Ward Roommate

by Eunice-Grace Domingo

Art: “Entanglement"

By Eunice-Grace Domingo

No, nothing ever classified as happy for a long time, no

nomenclature or taxonomy would

categorize it under functioning. We met

in haywire machinery and

surrendered our oily bolts to

make the other creak for

one more day.

 

To know someone with such mechanical unity,

seeing them go from scraps to bones — a Frankenstein or

Jungle Book story without

a resolution or grand lesson on the quality of

life: We just smiled when our

bodies rusted, saying one day we’ll

be human again, robotically stating

we made it past the junkyard and

hastily built ourselves like

Icarus did with the hot wax

a thousand yesterdays ago.

Eunice-Grace Domingo has a BA in Honors English and an MA in English Literature from the University of Saskatchewan.
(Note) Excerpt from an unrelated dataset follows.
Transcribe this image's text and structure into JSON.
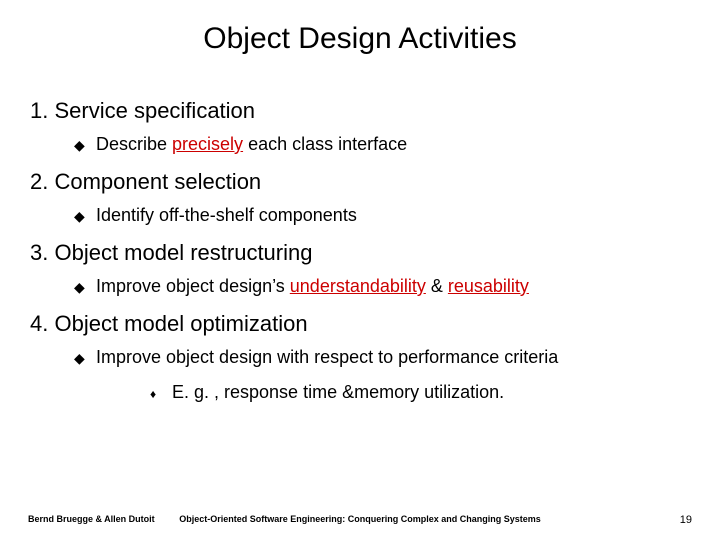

Her graduate research focuses on media studies, adaptation theory, and 20th century Japanese literature. Her poetry, short fiction, and nonfiction appear in numerous publications like The New York Literary Magazine, In Medias Res, The Taj Mahal Press, The Lamp, Dreamers Magazine, Making Waves: Pride, Moon Tide Press, New Voices, The Scarlet Review, The Vagabond's Verse, Chaotic Merge Magazine, and Modern Flash Fiction. She was born in Manila, Philippines and immigrated to Canada in 2007 with her family.